Vector Database: Weaviate
By mggg
299 words
Vector Database: Weaviate
Weaviate is an innovative vector database known for its efficiency in storing and retrieving data. Utilizing vectors, Weaviate indexes data objects based on their semantic properties, offering a unique approach to data handling. It supports a variety of modules, including text2vec
and OpenAI embeddings
, providing flexibility in data vectorization.
Getting Started with Weaviate
Deploying Weaviate is straightforward with docker-compose
. The OpenAI module transforms text into embeddings, enhancing semantic search capabilities.
---
version: '3.4'
services:
weaviate:
image: semitechnologies/weaviate:1.20.0
restart: on-failure:0
ports:
- "8080:8080"
environment:
QUERY_DEFAULTS_LIMIT: 20
AUTHENTICATION_ANONYMOUS_ACCESS_ENABLED: 'true'
PERSISTENCE_DATA_PATH: "./data"
DEFAULT_VECTORIZER_MODULE: text2vec-openai
ENABLE_MODULES: text2vec-openai
OPENAI_APIKEY: sk-xxx # replace with your OpenAI key
CLUSTER_HOSTNAME: 'node1'
Integrating Weaviate with OpenAI
1. Setting Up the Connection
First, let’s establish a connection to the Weaviate vector database using the weaviate-client
Python library.
pip install weaviate-client
import weaviate
client = weaviate.Client(
url = "http://localhost:8080"
)
client.is_live()
2. Inserting Data into Weaviate
With the connection established, inserting data into the Weaviate vector database is simple. Here, we demonstrate adding a data object.

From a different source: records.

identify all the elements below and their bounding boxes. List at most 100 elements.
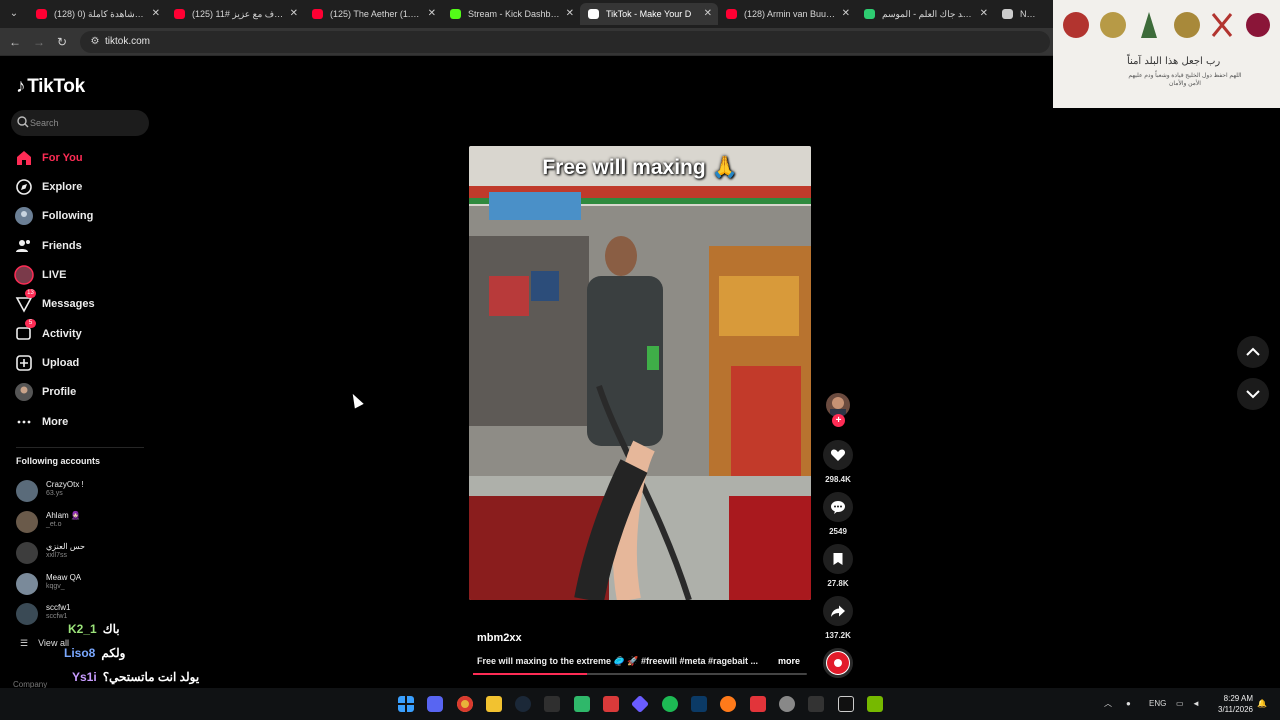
browser-tab[interactable]: (128) البرت شاهدة كاملة (0 ✕ xyxy=(28,3,166,25)
sidebar-item-label: Following xyxy=(42,210,94,222)
sidebar-item-live[interactable]: LIVE xyxy=(14,263,154,287)
tab-favicon-icon xyxy=(864,9,875,19)
tab-close-icon[interactable]: ✕ xyxy=(566,3,574,25)
notification-bell-icon[interactable]: 🔔 xyxy=(1257,688,1267,720)
browser-tab[interactable]: Stream - Kick Dashboard ✕ xyxy=(442,3,580,25)
music-disc-icon[interactable] xyxy=(823,648,853,678)
site-info-icon[interactable]: ⚙ xyxy=(88,35,102,49)
tiktok-note-icon: ♪ xyxy=(16,76,26,97)
red-app-icon[interactable] xyxy=(750,696,766,712)
sidebar-item-explore[interactable]: Explore xyxy=(14,175,154,199)
game-launcher-icon[interactable] xyxy=(574,696,590,712)
sidebar-item-activity[interactable]: 5 Activity xyxy=(14,319,154,346)
sidebar-item-upload[interactable]: Upload xyxy=(14,351,154,375)
following-account[interactable]: حس العنزي xxll7ss xyxy=(16,542,146,568)
video-player[interactable]: Free will maxing 🙏 xyxy=(469,146,811,600)
tab-close-icon[interactable]: ✕ xyxy=(428,3,436,25)
video-author[interactable]: mbm2xx xyxy=(477,632,522,644)
view-all-link[interactable]: ☰ View all xyxy=(20,638,69,649)
forward-arrow-icon[interactable]: → xyxy=(31,34,47,50)
back-arrow-icon[interactable]: ← xyxy=(7,34,23,50)
previous-video-button[interactable] xyxy=(1237,336,1269,368)
share-action[interactable]: 137.2K xyxy=(823,596,853,640)
adobe-icon[interactable] xyxy=(603,696,619,712)
live-avatar-icon xyxy=(14,265,34,285)
chevron-up-icon xyxy=(1246,347,1260,356)
browser-tab[interactable]: (128) Armin van Buuren - ✕ xyxy=(718,3,856,25)
steam-icon[interactable] xyxy=(515,696,531,712)
like-action[interactable]: 298.4K xyxy=(823,440,853,484)
epic-games-icon[interactable] xyxy=(838,696,854,712)
notification-badge: 5 xyxy=(25,319,36,328)
tab-search-chevron-icon[interactable]: ⌄ xyxy=(6,6,22,22)
sidebar-item-following[interactable]: Following xyxy=(14,204,154,228)
tab-favicon-icon xyxy=(312,9,323,19)
sidebar-item-more[interactable]: More xyxy=(14,410,154,434)
more-button[interactable]: more xyxy=(778,656,800,666)
browser-tab[interactable]: TikTok - Make Your D ✕ xyxy=(580,3,718,25)
music-disc-image xyxy=(827,652,849,674)
sidebar-item-label: Explore xyxy=(42,181,83,193)
browser-tab[interactable]: New Tab xyxy=(994,3,1054,25)
streaming-app-icon[interactable] xyxy=(630,694,650,714)
sidebar-item-friends[interactable]: Friends xyxy=(14,234,154,258)
chat-message: Liso8 ولكم xyxy=(64,646,125,660)
video-description: Free will maxing to the extreme 🥏 🚀 #fre… xyxy=(477,656,759,666)
following-account[interactable]: Meaw QA kqgv_ xyxy=(16,573,146,599)
tray-chevron-up-icon[interactable]: ︿ xyxy=(1104,688,1112,720)
friends-icon xyxy=(14,236,34,256)
app-icon[interactable] xyxy=(691,696,707,712)
avatar xyxy=(16,511,38,533)
browser-tab[interactable]: (125) The Aether (1.20.1) ✕ xyxy=(304,3,442,25)
sidebar-item-messages[interactable]: 13 Messages xyxy=(14,289,154,316)
browser-tab[interactable]: (125) حروف مع عزيز #11 ✕ xyxy=(166,3,304,25)
address-bar[interactable]: ⚙ tiktok.com xyxy=(80,31,1050,53)
save-action[interactable]: 27.8K xyxy=(823,544,853,588)
account-handle: _et.o xyxy=(46,521,62,528)
reload-icon[interactable]: ↻ xyxy=(54,34,70,50)
sidebar-item-profile[interactable]: Profile xyxy=(14,380,154,404)
search-input[interactable]: Search xyxy=(11,110,149,136)
sidebar-item-for-you[interactable]: For You xyxy=(14,146,154,170)
search-icon xyxy=(17,116,29,128)
tab-close-icon[interactable]: ✕ xyxy=(704,3,712,25)
video-frame xyxy=(469,146,811,600)
chat-text: باك xyxy=(102,622,120,636)
comment-count: 2549 xyxy=(829,527,847,536)
following-account[interactable]: CrazyOtx ! 63.ys xyxy=(16,480,146,506)
discord-icon[interactable] xyxy=(427,696,443,712)
sidebar-item-label: Profile xyxy=(42,386,77,398)
firefox-icon[interactable] xyxy=(720,696,736,712)
video-progress-bar[interactable] xyxy=(473,673,807,675)
windows-start-icon[interactable] xyxy=(398,696,414,712)
tiktok-logo[interactable]: ♪ TikTok xyxy=(16,76,85,98)
language-indicator[interactable]: ENG xyxy=(1149,688,1166,720)
chat-username: Liso8 xyxy=(64,646,96,660)
account-handle: xxll7ss xyxy=(46,552,68,559)
chrome-icon[interactable] xyxy=(457,696,473,712)
tab-close-icon[interactable]: ✕ xyxy=(980,3,988,25)
nvidia-icon[interactable] xyxy=(867,696,883,712)
microphone-icon[interactable]: ● xyxy=(1126,688,1131,720)
tab-close-icon[interactable]: ✕ xyxy=(842,3,850,25)
comment-button[interactable] xyxy=(823,492,853,522)
save-button[interactable] xyxy=(823,544,853,574)
spotify-icon[interactable] xyxy=(662,696,678,712)
file-explorer-icon[interactable] xyxy=(486,696,502,712)
like-button[interactable] xyxy=(823,440,853,470)
volume-icon[interactable]: ◄ xyxy=(1192,688,1200,720)
browser-tab[interactable]: شاهد جاك العلم - الموسم ✕ xyxy=(856,3,994,25)
system-clock[interactable]: 8:29 AM 3/11/2026 xyxy=(1211,693,1253,715)
obs-icon[interactable] xyxy=(779,696,795,712)
next-video-button[interactable] xyxy=(1237,378,1269,410)
xbox-icon[interactable] xyxy=(544,696,560,712)
network-icon[interactable]: ▭ xyxy=(1176,688,1184,720)
sidebar-item-label: Activity xyxy=(42,328,82,340)
comment-action[interactable]: 2549 xyxy=(823,492,853,536)
tab-close-icon[interactable]: ✕ xyxy=(152,3,160,25)
tab-close-icon[interactable]: ✕ xyxy=(290,3,298,25)
follow-plus-button[interactable]: + xyxy=(832,414,845,427)
tool-icon[interactable] xyxy=(808,696,824,712)
following-account[interactable]: Ahlam 🧕🏻 _et.o xyxy=(16,511,146,537)
share-button[interactable] xyxy=(823,596,853,626)
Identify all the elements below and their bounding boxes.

uuid = client.data_object.create({
'question': 'This vector DB is OSS & supports automatic property type inference on import',
'somePropNotInTheSchema': 123, # automatically added as a numeric property
}, 'JeopardyQuestion')
print(uuid)
3. Retrieving Data
Retrieving data from Weaviate is just as straightforward, thanks to its efficient vector search capabilities.
import json
data_object = client.data_object.get_by_id(
'88e6d5e4-f31c-47f1-a7d9-cf0260e6a75e',
class_name='JeopardyQuestion',
)
print(json.dumps(data_object, indent=2))
4. Executing Basic Searches
Performing basic search operations in Weaviate is efficient, making it ideal for applications like mlb the show 22 database
and other complex datasets.
response = (
client.query
.get("JeopardyQuestion", ["question"])
.do()
)
print(response)
Conclusion
Weaviate’s harmonious integration with OpenAI, paired with its rapid vectorization capabilities, establishes it as an exceptional choice for semantic search operations across diverse projects, from a simple python vector database to the multifaceted MLB The Show DB.